İş Kazasının Unsurları Nelerdir?
Bir olayın iş kazası olarak nitelendirilebilmesi için dört unsurun gerçekleşmesi gerekir. Bunlar;
- Kazaya uğrayanın sigortalı olması,
- Sigortalının yer ve zaman itibariyle 5510 sayılı kanunun 13.maddesinde sayılan hususlardan birine göre kazaya uğraması,
- Meydana gelen olay nedeniyle bedenen veya ruhen engelli hale gelmesi,
- Kazada illiyet bağının bulunması gerekmektedir.
İş Kazası Halinde Yapılması Gerekenler Nelerdir?
İş kazasının meydana gelmesi halinde işçi ve işverenin kanundan doğan bazı yükümlülükleri bulunmaktadır ve bunların yerine getirilmemesi halinde tarafların sorumluluğuna neden olmaktadır.
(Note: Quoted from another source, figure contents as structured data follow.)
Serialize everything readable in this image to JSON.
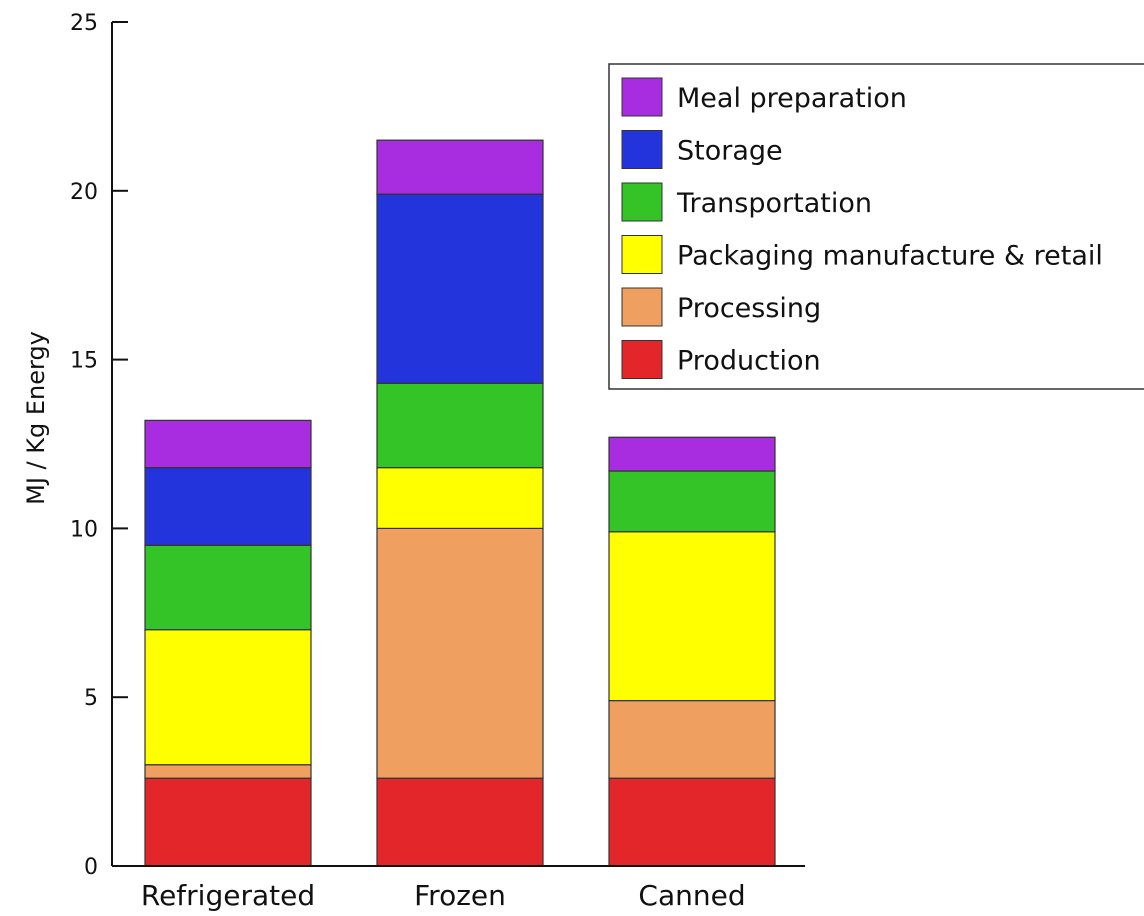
{
  "chart_data": {
    "type": "bar",
    "stacked": true,
    "title": "",
    "xlabel": "",
    "ylabel": "MJ / Kg Energy",
    "ylim": [
      0,
      25
    ],
    "yticks": [
      0,
      5,
      10,
      15,
      20,
      25
    ],
    "grid": false,
    "legend_position": "top-right",
    "categories": [
      "Refrigerated",
      "Frozen",
      "Canned"
    ],
    "series": [
      {
        "name": "Production",
        "color": "#e3262a",
        "values": [
          2.6,
          2.6,
          2.6
        ]
      },
      {
        "name": "Processing",
        "color": "#efa060",
        "values": [
          0.4,
          7.4,
          2.3
        ]
      },
      {
        "name": "Packaging manufacture & retail",
        "color": "#ffff00",
        "values": [
          4.0,
          1.8,
          5.0
        ]
      },
      {
        "name": "Transportation",
        "color": "#35c427",
        "values": [
          2.5,
          2.5,
          1.8
        ]
      },
      {
        "name": "Storage",
        "color": "#2334dc",
        "values": [
          2.3,
          5.6,
          0
        ]
      },
      {
        "name": "Meal preparation",
        "color": "#a82ce0",
        "values": [
          1.4,
          1.6,
          1.0
        ]
      }
    ]
  }
}
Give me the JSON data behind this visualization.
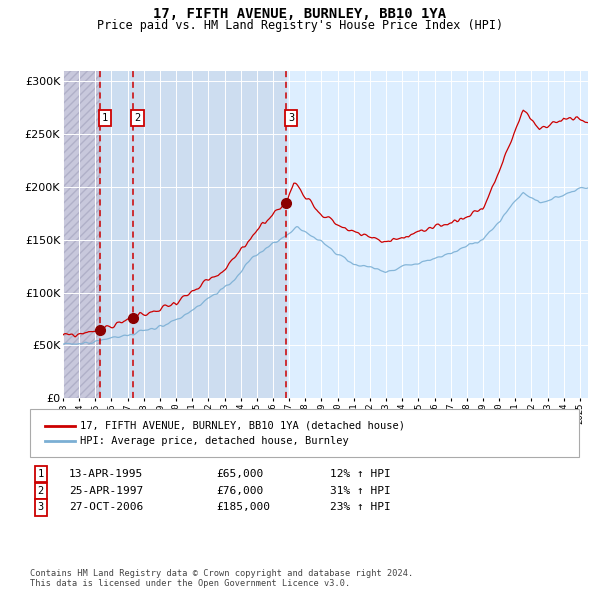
{
  "title": "17, FIFTH AVENUE, BURNLEY, BB10 1YA",
  "subtitle": "Price paid vs. HM Land Registry's House Price Index (HPI)",
  "sale_dates": [
    1995.28,
    1997.32,
    2006.82
  ],
  "sale_prices": [
    65000,
    76000,
    185000
  ],
  "sale_labels": [
    "1",
    "2",
    "3"
  ],
  "sale_info": [
    {
      "num": "1",
      "date": "13-APR-1995",
      "price": "£65,000",
      "change": "12% ↑ HPI"
    },
    {
      "num": "2",
      "date": "25-APR-1997",
      "price": "£76,000",
      "change": "31% ↑ HPI"
    },
    {
      "num": "3",
      "date": "27-OCT-2006",
      "price": "£185,000",
      "change": "23% ↑ HPI"
    }
  ],
  "legend_entries": [
    "17, FIFTH AVENUE, BURNLEY, BB10 1YA (detached house)",
    "HPI: Average price, detached house, Burnley"
  ],
  "hpi_color": "#7bafd4",
  "price_color": "#cc0000",
  "sale_dot_color": "#8b0000",
  "dashed_line_color": "#cc0000",
  "background_plot": "#ddeeff",
  "background_hatch_color": "#c8c8dc",
  "grid_color": "#ffffff",
  "ylim": [
    0,
    310000
  ],
  "yticks": [
    0,
    50000,
    100000,
    150000,
    200000,
    250000,
    300000
  ],
  "xmin": 1993.0,
  "xmax": 2025.5,
  "footer": "Contains HM Land Registry data © Crown copyright and database right 2024.\nThis data is licensed under the Open Government Licence v3.0."
}
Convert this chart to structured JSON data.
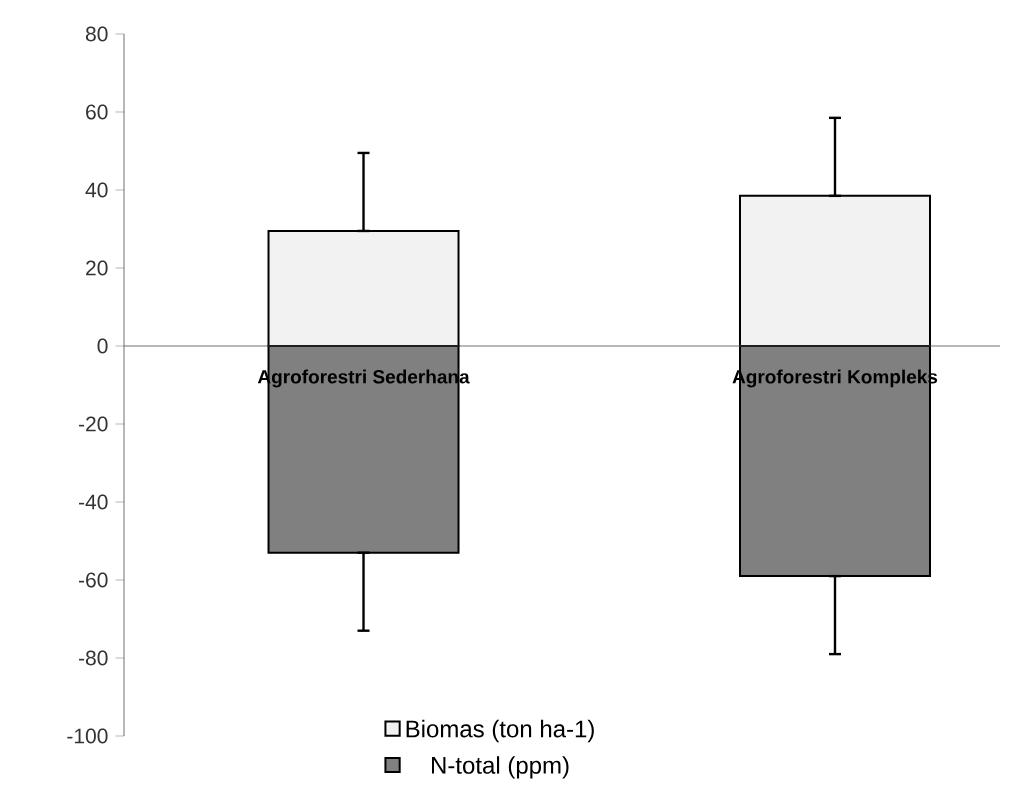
{
  "chart_data": {
    "type": "bar",
    "categories": [
      "Agroforestri Sederhana",
      "Agroforestri Kompleks"
    ],
    "series": [
      {
        "name": "Biomas (ton ha-1)",
        "color": "#f2f2f2",
        "values": [
          29.5,
          38.5
        ],
        "errors": [
          [
            29.5,
            49.5
          ],
          [
            38.5,
            58.5
          ]
        ]
      },
      {
        "name": "N-total (ppm)",
        "color": "#808080",
        "values": [
          -53,
          -59
        ],
        "errors": [
          [
            -73,
            -53
          ],
          [
            -79,
            -59
          ]
        ]
      }
    ],
    "ylim": [
      -100,
      80
    ],
    "yticks": [
      -100,
      -80,
      -60,
      -40,
      -20,
      0,
      20,
      40,
      60,
      80
    ],
    "legend": "bottom",
    "stacked": true
  }
}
Bu nedenle iş kazasının meydana gelmesi halinde:
- İşyeri kaza raporu düzenlenerek, tutanağa iki şahit adı yazılarak imzalamaları gerekmektedir,
- İş kazası bağlı bulunan kolluk birimine derhal bildirilmelidir,
- İş kazası Sosyal Güvenlik Kurumu’na olayın olduğu tarihten sonraki üç işgünü içerisinde bildirilmelidir.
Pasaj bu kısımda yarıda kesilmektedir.